Lamia- Greek CreatureCreature · Monster"Queen of Libya"
Also known as: Λάμια
Titles & Epithets
Symbols
Description
She plucks out her own eyes to find sleep, then sets them back to resume her hunt through nurseries at night, a grief-maddened Libyan queen whom Hera's cruelty reshaped into every Greek mother's warning.
Mythology & Lore
The Queen's Grief
Zeus took Lamia, queen of Libya, as a lover. Hera discovered the affair and struck at the children, killing them one by one. The grief drove Lamia mad, and madness remade her: the beautiful queen became something that crept through houses at night, hunting other women's children to devour.
Diodorus Siculus records that envy fed her cruelty. She could not bear the sight of mothers who still had living children.
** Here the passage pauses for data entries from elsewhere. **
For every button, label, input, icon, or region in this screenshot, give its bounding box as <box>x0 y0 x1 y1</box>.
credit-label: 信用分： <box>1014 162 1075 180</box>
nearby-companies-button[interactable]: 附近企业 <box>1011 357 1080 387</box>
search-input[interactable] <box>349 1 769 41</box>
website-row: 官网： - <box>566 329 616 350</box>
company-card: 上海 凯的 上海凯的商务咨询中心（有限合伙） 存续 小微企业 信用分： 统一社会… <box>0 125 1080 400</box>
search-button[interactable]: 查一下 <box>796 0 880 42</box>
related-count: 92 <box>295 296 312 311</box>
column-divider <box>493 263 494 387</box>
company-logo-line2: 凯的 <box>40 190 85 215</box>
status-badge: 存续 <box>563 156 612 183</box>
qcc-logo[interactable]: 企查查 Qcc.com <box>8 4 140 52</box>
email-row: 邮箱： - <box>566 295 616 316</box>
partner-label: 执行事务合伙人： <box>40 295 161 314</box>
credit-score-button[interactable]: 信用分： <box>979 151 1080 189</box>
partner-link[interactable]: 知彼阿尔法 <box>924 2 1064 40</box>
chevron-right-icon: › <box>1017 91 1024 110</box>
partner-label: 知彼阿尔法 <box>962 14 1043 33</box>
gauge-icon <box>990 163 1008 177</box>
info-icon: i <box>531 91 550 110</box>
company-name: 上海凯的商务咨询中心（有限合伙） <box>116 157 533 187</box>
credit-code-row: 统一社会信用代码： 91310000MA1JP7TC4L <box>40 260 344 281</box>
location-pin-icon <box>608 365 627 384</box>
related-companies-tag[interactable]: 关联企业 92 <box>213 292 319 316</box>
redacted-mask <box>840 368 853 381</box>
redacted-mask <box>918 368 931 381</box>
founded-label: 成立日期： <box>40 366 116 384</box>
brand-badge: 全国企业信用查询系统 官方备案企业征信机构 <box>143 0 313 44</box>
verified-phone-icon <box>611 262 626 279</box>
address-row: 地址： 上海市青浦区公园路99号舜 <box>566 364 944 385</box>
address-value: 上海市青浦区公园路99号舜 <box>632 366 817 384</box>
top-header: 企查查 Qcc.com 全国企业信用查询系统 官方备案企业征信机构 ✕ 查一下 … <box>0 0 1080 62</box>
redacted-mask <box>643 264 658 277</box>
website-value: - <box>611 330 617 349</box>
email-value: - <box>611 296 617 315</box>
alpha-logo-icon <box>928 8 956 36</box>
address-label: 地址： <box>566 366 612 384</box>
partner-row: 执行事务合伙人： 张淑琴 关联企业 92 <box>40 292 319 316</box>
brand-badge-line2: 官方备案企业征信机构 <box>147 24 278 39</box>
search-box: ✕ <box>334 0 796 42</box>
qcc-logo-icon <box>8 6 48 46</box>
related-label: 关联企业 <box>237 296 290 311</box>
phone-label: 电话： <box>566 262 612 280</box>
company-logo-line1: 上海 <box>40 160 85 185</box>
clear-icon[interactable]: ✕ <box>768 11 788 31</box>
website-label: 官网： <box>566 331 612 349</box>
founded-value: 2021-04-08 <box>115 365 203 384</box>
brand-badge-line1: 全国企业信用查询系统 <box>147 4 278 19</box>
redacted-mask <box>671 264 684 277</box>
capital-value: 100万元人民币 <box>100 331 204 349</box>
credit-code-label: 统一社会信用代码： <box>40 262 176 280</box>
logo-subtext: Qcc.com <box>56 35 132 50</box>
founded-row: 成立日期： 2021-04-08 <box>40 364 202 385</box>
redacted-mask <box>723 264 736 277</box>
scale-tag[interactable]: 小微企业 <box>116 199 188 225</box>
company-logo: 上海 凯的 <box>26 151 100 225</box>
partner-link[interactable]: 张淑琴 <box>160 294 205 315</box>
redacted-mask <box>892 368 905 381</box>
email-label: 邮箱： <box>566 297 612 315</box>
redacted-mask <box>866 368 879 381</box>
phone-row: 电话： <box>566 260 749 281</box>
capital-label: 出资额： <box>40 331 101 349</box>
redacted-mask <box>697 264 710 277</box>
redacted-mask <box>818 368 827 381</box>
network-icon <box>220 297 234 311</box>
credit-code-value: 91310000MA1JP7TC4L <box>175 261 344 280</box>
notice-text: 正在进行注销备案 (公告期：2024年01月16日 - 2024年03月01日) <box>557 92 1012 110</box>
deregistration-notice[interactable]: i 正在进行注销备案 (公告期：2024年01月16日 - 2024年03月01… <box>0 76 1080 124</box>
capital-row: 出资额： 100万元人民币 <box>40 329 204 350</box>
Duris of Samos preserves the strangest detail: Zeus, pitying his former lover, gave her the ability to pluck out her own eyes and set them aside so she might finally sleep. Her dead children haunted her waking sight. When she wanted to hunt again, she put the eyes back in.
The Nursery Terror
Aristophanes names her in the Wasps and in Peace without a word of explanation. Every Athenian in the audience knew. Mothers whispered her name over cradles, and nurses warned children she would come for them in the night. By the fifth century BCE, "Lamia will come" was all a Greek nurse needed to say.